Fe(CN)63- ion-modified MnO2/graphene nanoribbons enabling high energy density asymmetric supercapacitors

Due to its high theoretical specific capacitance and high oxygen evolution potential, MnO2 has been considered as a promising positive electrode material for high-energy asymmetric supercapacitors (ASCs). However, the search for MnO2 positive electrodes with high specific capacitance and excellent rate performance for ASCs remains challenging. Herein, for the first time we report a novel strategy for the synthesis of Fe(CN)(6)(3-) ion-modified MnO2/graphene ribbons (m-MnO2/GRs) as the positive electrode for high energy density ASCs. Benefiting from vertically aligned MnO2 grown on the interconnected graphene ribbon and Fe(CN)(6)(3-) ion modification, the m-MnO2/GR exhibits a high specific capacitance of 435 F g(-1), excellent rate capability and cycling stability. More importantly, the assembled m-MnO2/GR//GR ASC exhibits a high energy density of 57.8 W h kg(-1) at a power density of 1.2 kW kg(-1), as well as outstanding cycling stability with 100% capacitance retention after 10 000 cycles.
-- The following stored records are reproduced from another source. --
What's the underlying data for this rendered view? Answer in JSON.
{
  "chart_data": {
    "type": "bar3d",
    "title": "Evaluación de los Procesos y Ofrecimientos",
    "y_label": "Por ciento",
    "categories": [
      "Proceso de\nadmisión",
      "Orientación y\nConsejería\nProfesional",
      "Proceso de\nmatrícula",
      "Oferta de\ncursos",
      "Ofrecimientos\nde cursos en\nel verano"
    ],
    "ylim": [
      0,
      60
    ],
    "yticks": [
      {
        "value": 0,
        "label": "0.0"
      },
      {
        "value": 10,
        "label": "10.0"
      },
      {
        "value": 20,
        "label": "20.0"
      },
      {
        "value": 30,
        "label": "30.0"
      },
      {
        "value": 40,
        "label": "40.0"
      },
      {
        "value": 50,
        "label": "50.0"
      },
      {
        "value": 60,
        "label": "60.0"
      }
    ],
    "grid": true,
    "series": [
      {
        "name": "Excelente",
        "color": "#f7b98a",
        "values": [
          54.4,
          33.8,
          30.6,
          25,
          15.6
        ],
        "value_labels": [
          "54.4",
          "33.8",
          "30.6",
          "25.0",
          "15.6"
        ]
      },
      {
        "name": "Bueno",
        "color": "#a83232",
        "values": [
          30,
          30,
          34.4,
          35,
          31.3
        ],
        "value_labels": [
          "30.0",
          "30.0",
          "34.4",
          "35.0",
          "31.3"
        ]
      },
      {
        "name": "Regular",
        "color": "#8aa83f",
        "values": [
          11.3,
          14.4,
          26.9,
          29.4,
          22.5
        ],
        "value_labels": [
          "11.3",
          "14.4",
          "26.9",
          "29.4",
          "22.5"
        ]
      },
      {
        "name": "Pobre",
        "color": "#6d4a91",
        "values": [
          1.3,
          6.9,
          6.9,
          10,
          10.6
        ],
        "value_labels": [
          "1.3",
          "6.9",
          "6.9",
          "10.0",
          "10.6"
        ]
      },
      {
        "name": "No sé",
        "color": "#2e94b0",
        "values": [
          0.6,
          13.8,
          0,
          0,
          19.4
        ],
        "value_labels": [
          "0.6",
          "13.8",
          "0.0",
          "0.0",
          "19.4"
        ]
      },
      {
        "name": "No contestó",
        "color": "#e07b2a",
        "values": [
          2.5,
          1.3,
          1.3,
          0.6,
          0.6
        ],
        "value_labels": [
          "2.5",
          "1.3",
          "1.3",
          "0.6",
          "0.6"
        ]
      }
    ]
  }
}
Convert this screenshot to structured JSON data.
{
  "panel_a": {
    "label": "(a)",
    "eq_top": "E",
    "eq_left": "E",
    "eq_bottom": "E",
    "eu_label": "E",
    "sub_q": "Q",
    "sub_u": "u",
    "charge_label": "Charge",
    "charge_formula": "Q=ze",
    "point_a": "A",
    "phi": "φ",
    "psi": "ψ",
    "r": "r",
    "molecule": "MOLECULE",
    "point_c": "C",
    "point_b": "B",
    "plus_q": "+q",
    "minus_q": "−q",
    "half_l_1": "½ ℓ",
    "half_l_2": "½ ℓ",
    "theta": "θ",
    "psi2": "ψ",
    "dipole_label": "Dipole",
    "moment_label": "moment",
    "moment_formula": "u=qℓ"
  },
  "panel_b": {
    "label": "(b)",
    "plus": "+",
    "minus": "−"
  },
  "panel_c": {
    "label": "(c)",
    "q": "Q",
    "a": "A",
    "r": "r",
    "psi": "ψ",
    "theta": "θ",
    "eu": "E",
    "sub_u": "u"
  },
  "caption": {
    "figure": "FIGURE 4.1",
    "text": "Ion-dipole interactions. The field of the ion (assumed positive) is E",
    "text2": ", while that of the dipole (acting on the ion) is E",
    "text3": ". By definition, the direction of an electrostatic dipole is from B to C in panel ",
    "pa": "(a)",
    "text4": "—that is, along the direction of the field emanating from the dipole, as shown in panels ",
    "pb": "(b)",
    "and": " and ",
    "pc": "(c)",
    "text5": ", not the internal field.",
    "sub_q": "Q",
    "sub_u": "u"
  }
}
More importantly, such a device can be charged/discharged within 0.79 s in an ultrafast manner to deliver a high specific energy of 10.5 W h kg(-1) at an ultrahigh specific power of 48 kW kg(-1). Thus, our strategy could be possibly used for the design and fabrication of new energy storage devices with high energy and power densities for future applications.